Alfeld - Grünkohl und Bregenwurst, Hühnerfrikassee oder Linsensuppe – es gibt Gerichte, die schicken einen sofort auf eine Reise in die Vergangenheit, manche mit unangenehmem Ziel. AZ-Redakteurin Ulrike Kohrs hat das grad wieder erlebt.

In ihrer Kolumne "Von A bis Z" blickt die Redaktion der AZ auf die Anekdoten aus ihrem Alltag in Alfeld und dem Leinebergland.

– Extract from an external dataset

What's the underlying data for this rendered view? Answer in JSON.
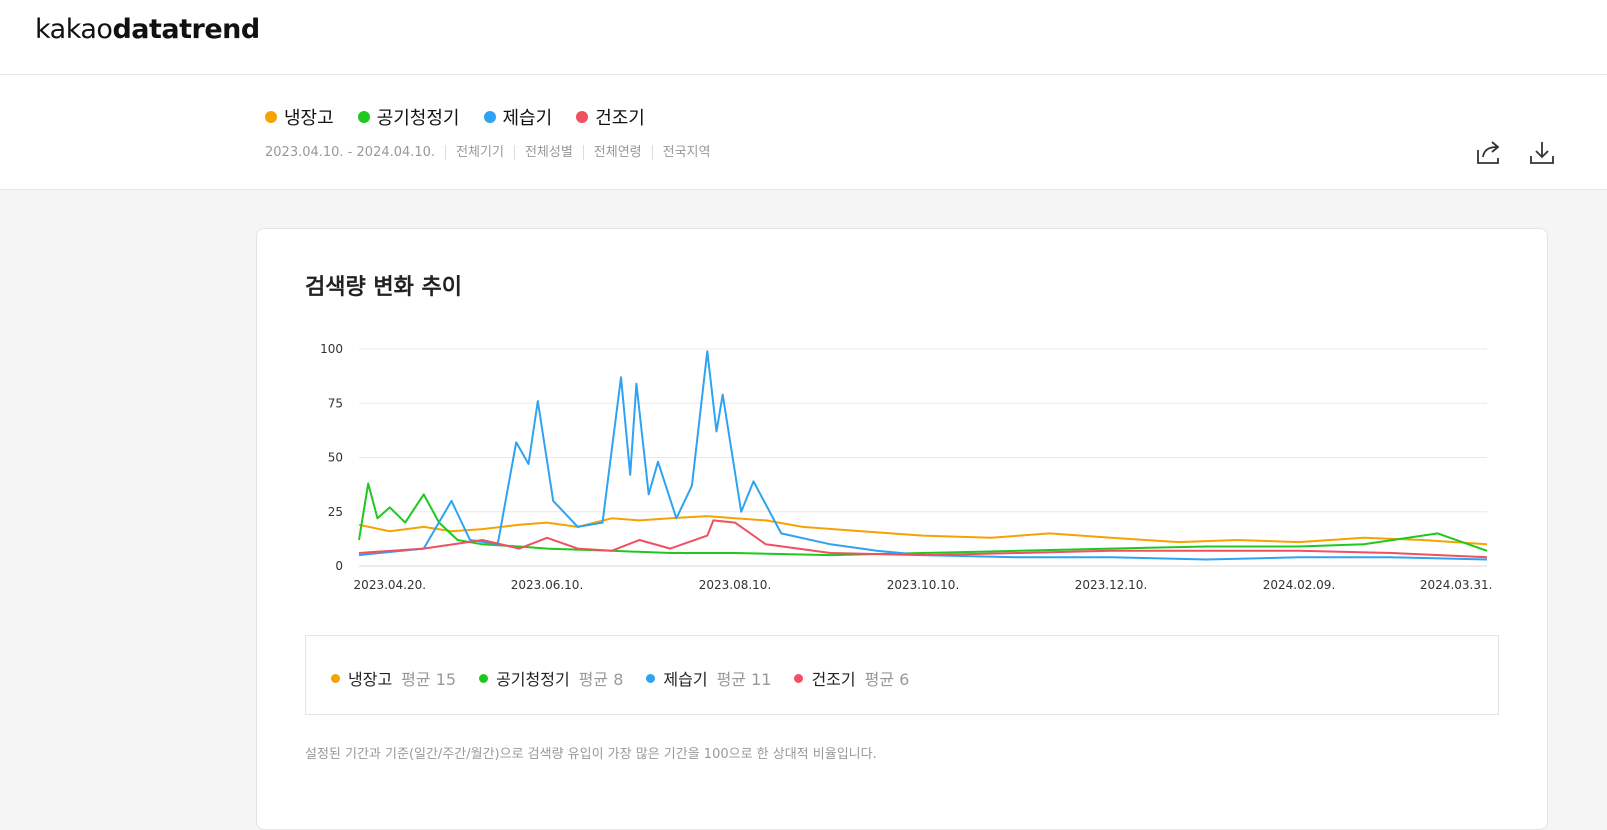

Alfeld - Am Montag war ich mit einem Kollegen essen: Braunkohl und Bregenwurst sollte es sein. Ich bin eigentlich gar nicht so ein großer Freund davon, aber wir hatten mal wieder Lust auf das niedersächsische Traditionsgericht. Und mal ganz ehrlich: Bei dem Schnee vor der Tür und den winterlichen Temperaturen passte das auch einfach. Was soll ich sagen: Es schmeckte hervorragend. Das soll hier jetzt aber keine Gastrokritik werden. Es geht mir vielmehr darum, dass ich zwei Gabeln davon gegessen habe und ich mich sofort zurück in meine Jugendzeit versetzt habe. Vor meinem geistigen Auge habe ich gesehen, wie mein Vater den im Schrebergarten geernteten Grünkohl in der Badewanne gewaschen hat, über Stunden eine Brühe angesetzt hat, in der der Kohl dann gar kochte. Der Geschmack von dem Essen im Restaurant hat mich regelrecht auf eine Zeitreise geschickt. Mit gutem Hühnerfrikassee erreicht man bei mir übrigens den gleichen Effekt. Mit Spargel und Champignons in der Soße, aber keine Erbsen bitte. Lecker. Ich bekomme schon richtig Hunger. Und dann gab es da noch die Linsensuppe, die meine Mutter regelmäßig gekocht hat. Ich konnte schon den Geruch nicht leiden. Wenn ich die Suppe essen musste, bekam ich sogar kleine Pusteln an Armen und Beinen. So, Schluss jetzt. Es juckt mich schon wieder.